The what and why of long-duration energy storage
Governments across the world are shifting their electrical grids away from polluting fossil fuels towards wind, solar and other forms of renewable energy. Powering your electrical grid with say 50% renewable energy is not too hard—Canada, Portugal, Spain, Germany, and many other countries are already doing that. But reaching a 100% emission-free electrical grid is difficult.
One of the difficulties relates to ensuring there is enough power when the sun isn’t shining and the wind isn’t blowing. Today, when it’s not sunny or windy, grid operators simply compensate by “ramping up” fossil fuel powered plants—essentially pressing the gas pedal to generate more power just like you would in your car. In the electrical grids of tomorrow however, we’d like to find non-polluting ways to provide that “gas pedal.”
Using big batteries to store renewable energy is part of the solution. Companies are already selling grid-scale batteries that can be recharged during the day when the sun is shining and then discharged in the evening after the sun has set. Batteries are great at providing powerful “bursts” of electricity but these bursts typically last no more than 4 hours, not nearly long enough to power a city for entire days or weeks of cloudy windless weather.

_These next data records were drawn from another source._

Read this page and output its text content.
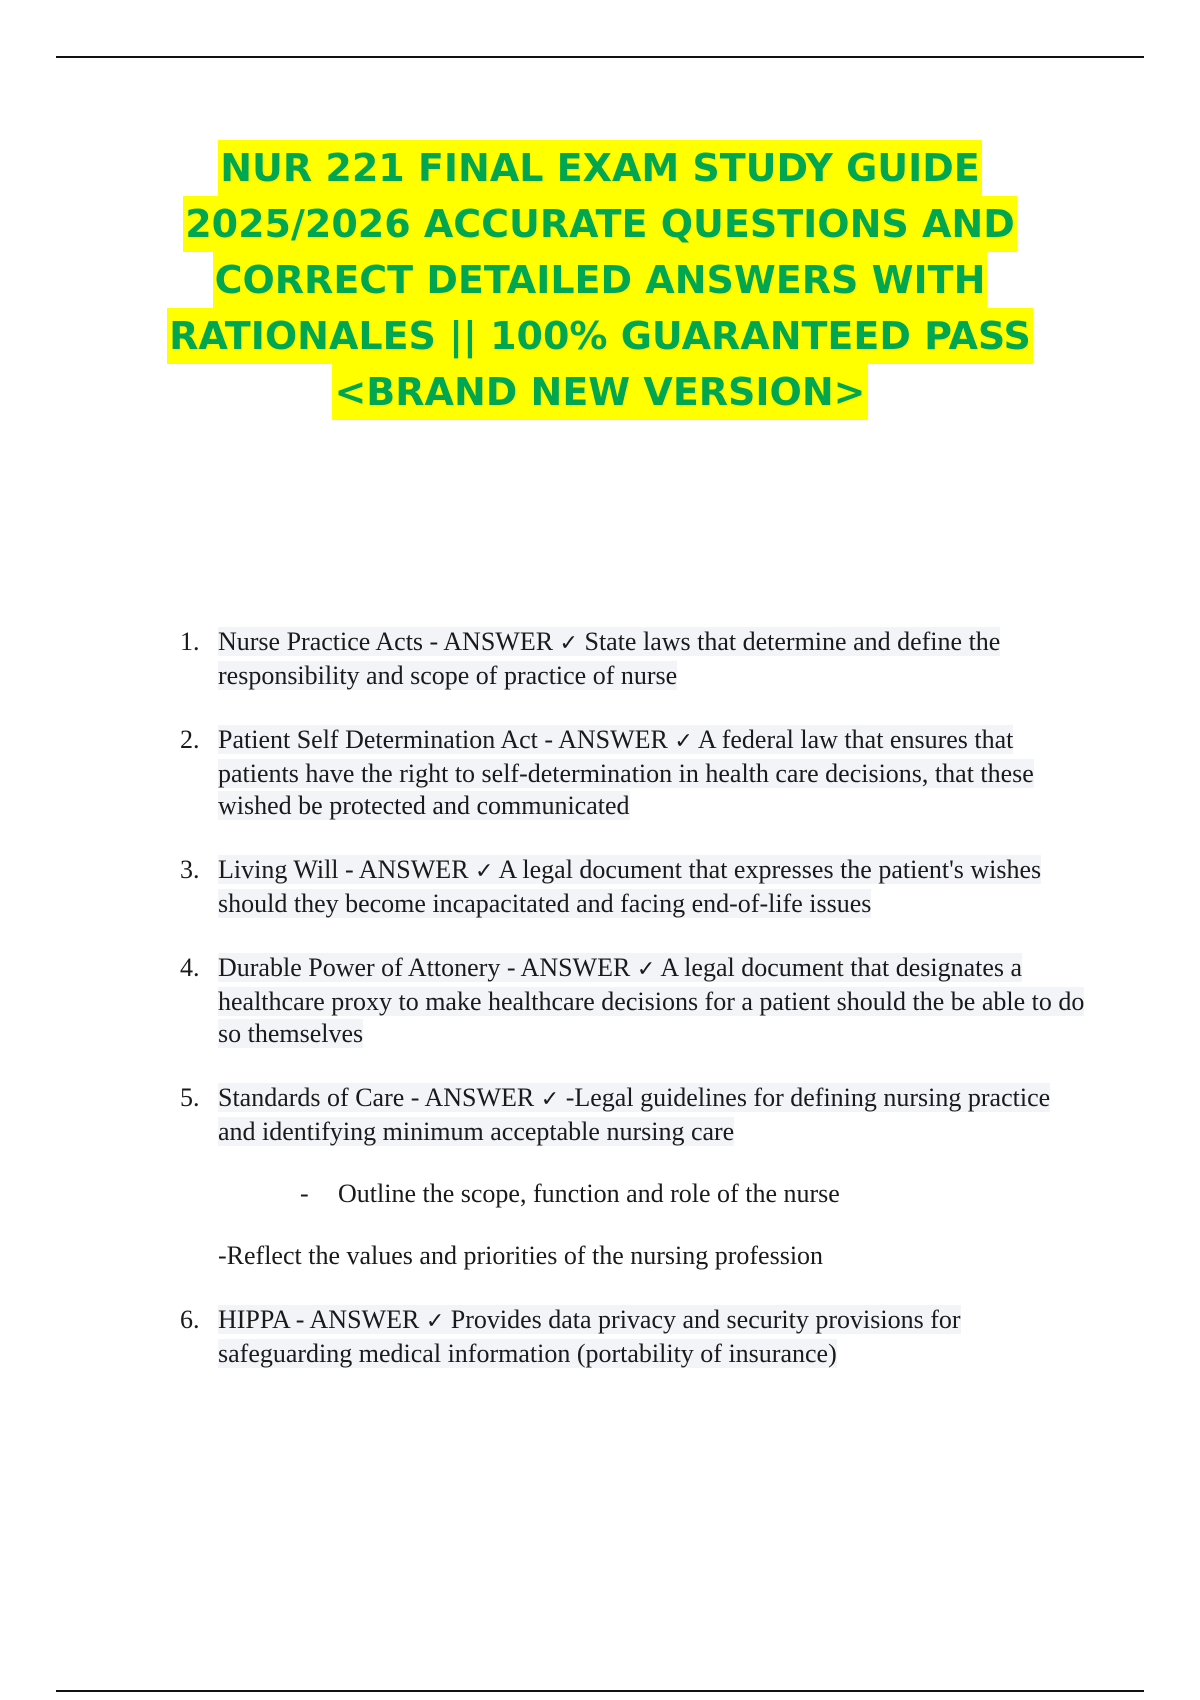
NUR 221 FINAL EXAM STUDY GUIDE
2025/2026 ACCURATE QUESTIONS AND
CORRECT DETAILED ANSWERS WITH
RATIONALES || 100% GUARANTEED PASS
<BRAND NEW VERSION>
1. Nurse Practice Acts - ANSWER ✓ State laws that determine and define the responsibility and scope of practice of nurse
2. Patient Self Determination Act - ANSWER ✓ A federal law that ensures that patients have the right to self-determination in health care decisions, that these wished be protected and communicated
3. Living Will - ANSWER ✓ A legal document that expresses the patient's wishes should they become incapacitated and facing end-of-life issues
4. Durable Power of Attonery - ANSWER ✓ A legal document that designates a healthcare proxy to make healthcare decisions for a patient should the be able to do so themselves
5. Standards of Care - ANSWER ✓ -Legal guidelines for defining nursing practice and identifying minimum acceptable nursing care
- Outline the scope, function and role of the nurse
-Reflect the values and priorities of the nursing profession
6. HIPPA - ANSWER ✓ Provides data privacy and security provisions for safeguarding medical information (portability of insurance)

This is why companies and researchers are working on long-duration energy storage (LDES), a type of storage that, unlike your conventional battery, can discharge power over longer durations, typically anywhere from 8 hours to several weeks.
LDES can take many shapes and forms. Hydrostor, a Toronto-based company, has commercialized a type of LDES that works a bit like an underwater balloon. They ‘inflate the balloon’ when electricity is cheap by pumping compressed air into a large underwater cavern, and they ‘deflate the balloon’ when electricity is needed by releasing the entrapped air through a turbine. E-Zinc, another Toronto-based company, is developing batteries that use zinc instead of lithium which they say is a cost-effective way to store the amounts of energy needed for LDES. Others are thinking of converting electricity into hydrogen fuel, storing the fuel, and then converting it back to electricity when the electrical grid needs it most.
What did we do?
Our paper focuses on understanding how LDES technologies like these could impact our electrical grid and things like electricity prices, while also understanding under what circumstances these LDES technologies might be the most useful. Importantly, our study was technology agnostic. Rather than restricting ourselves to specific types of LDES, we modelled storage generally which allowed us to identify the LDES design parameters (e.g. the hours of discharge) that would be most relevant for different electrical grids.
To do this, we ran a mathematical optimization model that calculates the cheapest way to build and operate a 100% emission-free electrical grid under a set of assumptions. We then repeated the calculations but under a different set of assumptions—changing for example the cost of LDES or the cost of building new transmission lines. By looking at how LDES was used under each of the scenarios, we discovered when and how LDES technologies can benefit our electrical grids.
What did we discover?
Our paper found that several factors could cause LDES technologies to play a much larger role in our electrical grids than we might have previously thought.
For starters, if droughts were to intensify—as we are starting to see in many places in the world—then hydropower generation would diminish and LDES would often be the most cost-effective way to fill the gap.
Similarly, LDES could be the most cost effective way to provide energy if building, expanding, or relying on transmission lines were to become particularly difficult. There are reasons to believe this might be the case: wildfires are increasingly forcing utilities to temporarily turn off their transmission lines and building new lines is far from easy since it requires negotiations with land owners and neighbouring governments. From the perspective of electric utilities and system operators, it was also important to quantify how much the need for storage is underestimated if we overly simplify the topology of the transmission network, which can be common practice during capacity expansion planning.
Most exciting to us is that our research shows that government investment in LDES technologies, such as through the use of energy storage mandates, would lower the cost of electricity and reduce the occurrence of large spikes in electricity prices. This makes intuitive sense: LDES helps ensure that electricity prices don’t skyrocket when the sun suddenly stops shining or the wind stops blowing.
Of course, there’s no free lunch and government investments whether in LDES technologies or something else would ultimately come from taxpayers’ money. Still, investments in our electrical grids often end up being well worth their costs. The Ontario government built the Niagara Falls hydropower generation stations in the early 1900s which resulted in a boom of energy-intensive manufacturing jobs for the region. More recently, California implemented a first-in-nation energy storage mandate that has had multiplicative effects: solidifying the market for storage investors and suppliers, encouraging R&D, and producing operational benefits for the grid as more renewables are integrated. Several US states have since followed California’s lead. Investments in LDES could similarly produce stable and predictable electricity prices that reduce financial risks for industry while enabling low electricity prices for households.